The gross margin shrunk 110 basis points to 30%. This contraction in the gross margin was due to higher markdowns, increased inventory damages, a greater percentage of sales from the consumables category and higher shrinkage. However, these were somewhat mitigated by a reduced LIFO provision. We had expected a gross margin contraction of 90 basis points.

Selling, general and administrative expenses, as a percentage of net sales, increased 57 basis points to 24.6% in the quarter. We had anticipated 50 basis points deleverage in SG&A expenses.

We note that the operating profit declined 20.6% year over year to $550 million, whereas the operating margin contracted 170 basis points to 5.4%. We envisioned a 140-basis point decrease in the operating margin.

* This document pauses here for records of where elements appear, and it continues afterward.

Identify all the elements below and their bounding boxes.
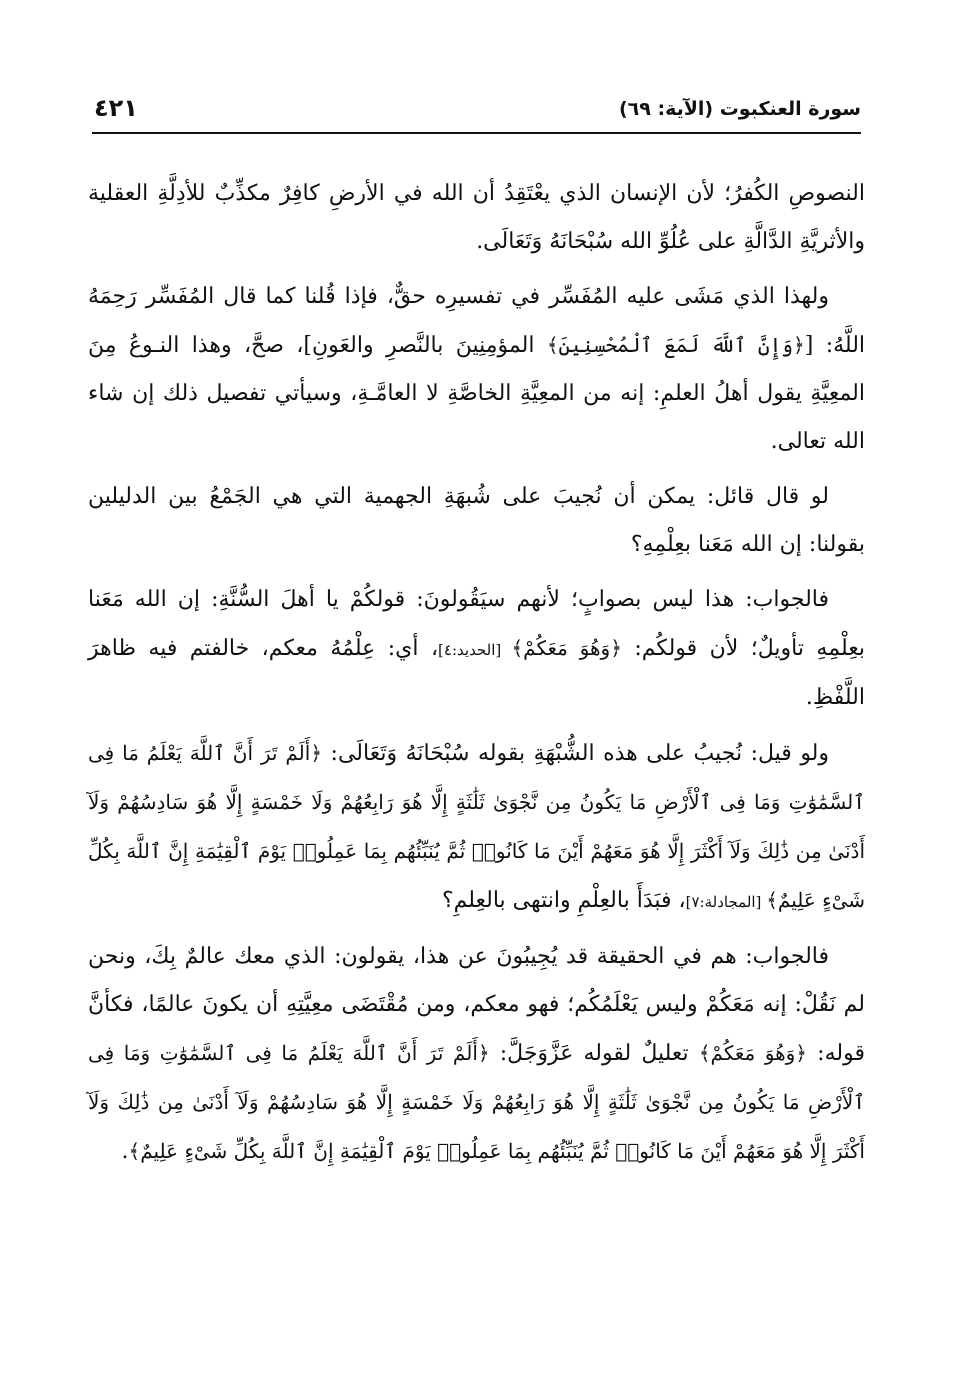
- text-segment: ، أي: عِلْمُهُ معكم، خالفتم فيه ظاهرَ اللَّفْظِ.: [88, 636, 865, 710]
- text-segment: ولهذا الذي مَشَى عليه المُفَسِّر في تفسيرِه حقٌّ، فإذا قُلنا كما قال المُفَسِّر رَحِمَهُ اللَّهُ: [: [88, 284, 866, 358]
- text-segment: لو قال قائل: يمكن أن نُجيبَ على شُبهَةِ الجهمية التي هي الجَمْعُ بين الدليلين بقولنا: إن الله مَعَنا بعِلْمِهِ؟: [88, 484, 865, 557]
- text-segment: ولو قيل: نُجيبُ على هذه الشُّبْهَةِ بقوله سُبْحَانَهُ وَتَعَالَى:: [322, 741, 830, 766]
- verse-reference: [الحديد:٤]: [438, 641, 512, 659]
- verse-reference: [المجادلة:٧]: [685, 893, 767, 911]
- text-segment: فالجواب: هم في الحقيقة قد يُجِيبُونَ عن هذا، يقولون: الذي معك عالمٌ بِكَ، ونحن لم نَقُلْ: إنه مَعَكُمْ وليس يَعْلَمُكُم؛ فهو معكم، ومن مُقْتَضَى معِيَّتِهِ أن يكونَ عالمًا، فكأنَّ قوله:: [88, 944, 865, 1066]
- paragraph: [88, 933, 865, 1176]
- text-segment: المؤمِنِينَ بالنَّصرِ والعَونِ]، صحَّ، وهذا النـوعُ مِنَ المعِيَّةِ يقول أهلُ العلمِ: إنه من المعِيَّةِ الخاصَّةِ لا العامَّـةِ، وسيأتي تفصيل ذلك إن شاء الله تعالى.: [88, 333, 865, 454]
- paragraph: [88, 170, 865, 266]
- text-segment: تعليلٌ لقوله عَزَّوَجَلَّ:: [489, 1041, 699, 1066]
- quran-verse: ﴿وَإِنَّ ٱللَّهَ لَمَعَ ٱلْمُحْسِنِينَ﴾: [546, 333, 805, 357]
- quran-verse: ﴿وَهُوَ مَعَكُمْ﴾: [511, 636, 622, 660]
- paragraph: [88, 473, 865, 569]
- quran-verse: ﴿أَلَمْ تَرَ أَنَّ ٱللَّهَ يَعْلَمُ مَا فِى ٱلسَّمَٰوَٰتِ وَمَا فِى ٱلْأَرْضِ مَا يَكُونُ مِن نَّجْوَىٰ ثَلَٰثَةٍ إِلَّا هُوَ رَابِعُهُمْ وَلَا خَمْسَةٍ إِلَّا هُوَ سَادِسُهُمْ وَلَآ أَدْنَىٰ مِن ذَٰلِكَ وَلَآ أَكْثَرَ إِلَّا هُوَ مَعَهُمْ أَيْنَ مَا كَانُوا۟ ثُمَّ يُنَبِّئُهُم بِمَا عَمِلُوا۟ يَوْمَ ٱلْقِيَٰمَةِ إِنَّ ٱللَّهَ بِكُلِّ شَىْءٍ عَلِيمٌ﴾: [88, 741, 865, 912]
- paragraph: [88, 729, 865, 926]
- quran-verse: ﴿أَلَمْ تَرَ أَنَّ ٱللَّهَ يَعْلَمُ مَا فِى ٱلسَّمَٰوَٰتِ وَمَا فِى ٱلْأَرْضِ مَا يَكُونُ مِن نَّجْوَىٰ ثَلَٰثَةٍ إِلَّا هُوَ رَابِعُهُمْ وَلَا خَمْسَةٍ إِلَّا هُوَ سَادِسُهُمْ وَلَآ أَدْنَىٰ مِن ذَٰلِكَ وَلَآ أَكْثَرَ إِلَّا هُوَ مَعَهُمْ أَيْنَ مَا كَانُوا۟ ثُمَّ يُنَبِّئُهُم بِمَا عَمِلُوا۟ يَوْمَ ٱلْقِيَٰمَةِ إِنَّ ٱللَّهَ بِكُلِّ شَىْءٍ عَلِيمٌ﴾: [88, 1041, 865, 1163]
- paragraph: [88, 576, 865, 722]
- text-segment: ، فبَدَأَ بالعِلْمِ وانتهى بالعِلمِ؟: [441, 888, 686, 913]
- quran-verse: ﴿وَهُوَ مَعَكُمْ﴾: [698, 1041, 808, 1065]
- body-text: [88, 170, 865, 1183]
- page-number: ٤٢١: [94, 94, 138, 122]
- running-title: سورة العنكبوت (الآية: ٦٩): [618, 98, 861, 120]
- text-segment: فالجواب: هذا ليس بصوابٍ؛ لأنهم سيَقُولونَ: قولكُمْ يا أهلَ السُّنَّةِ: إن الله مَعَنا بعِلْمِهِ تأويلٌ؛ لأن قولكُم:: [88, 587, 865, 661]
- paragraph: [88, 273, 865, 466]
- text-segment: النصوصِ الكُفرُ؛ لأن الإنسان الذي يعْتَقِدُ أن الله في الأرضِ كافِرٌ مكذِّبٌ للأدِلَّةِ العقلية والأثريَّةِ الدَّالَّةِ على عُلُوِّ الله سُبْحَانَهُ وَتَعَالَى.: [88, 181, 865, 254]
- page-header: [92, 92, 861, 134]
- text-segment: .: [121, 1139, 129, 1164]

Dollar General Corporation Price, Consensus and EPS Surprise

Dollar General Corporation Price, Consensus and EPS Surprise

Dollar General Corporation price-consensus-eps-surprise-chart | Dollar General Corporation Quote

Dollar General’s Store Expansion & Remodeling Plans

During the quarter, Dollar General opened 213 new stores, remodeled 478 locations and relocated 25 stores. In fiscal 2024, the company plans to undertake 2,435 real estate projects, including 730 new store openings, 1,620 remodels and 85 store relocations.

DG’s Financial Snapshot

This Goodlettsville, TN-based company ended the quarter with cash and cash equivalents of $1,222.7 million, long-term obligations of $6,235.2 million and total shareholders’ equity of $7,260.2 million. Management incurred capital expenditures of $696 million during the 26 weeks ended Aug. 2, 2024. For fiscal 2024, the company anticipates capital expenditures in the band of $1.3-$1.4 billion.

During the quarter, Dollar General did not repurchase shares. The company had $1.4 billion remaining under its authorization at the end of the quarter. The company did not intend to repurchase shares in fiscal 2024.

What to Expect From Dollar General in Fiscal 2024?

Dollar General now envisions net sales growth between 4.7% and 5.3%, down from the prior estimate of 6% to 6.7%. It foresees same-store sales growth to fall between 1% and 1.6%, down from the earlier forecast of a 2-2.7% increase.

Management now anticipates earnings in the band of $5.50-$6.20 per share, revised down from the prior range of $6.80-$7.55. It now expects minimal impact on earnings from incentive compensation expenses, contrary to the earlier expectation of a potential negative impact of about 50 cents.

Shares of this Zacks Rank #4 (Sell) company have fallen 3.2% in the past three months against the industry’s rise of 8.2%.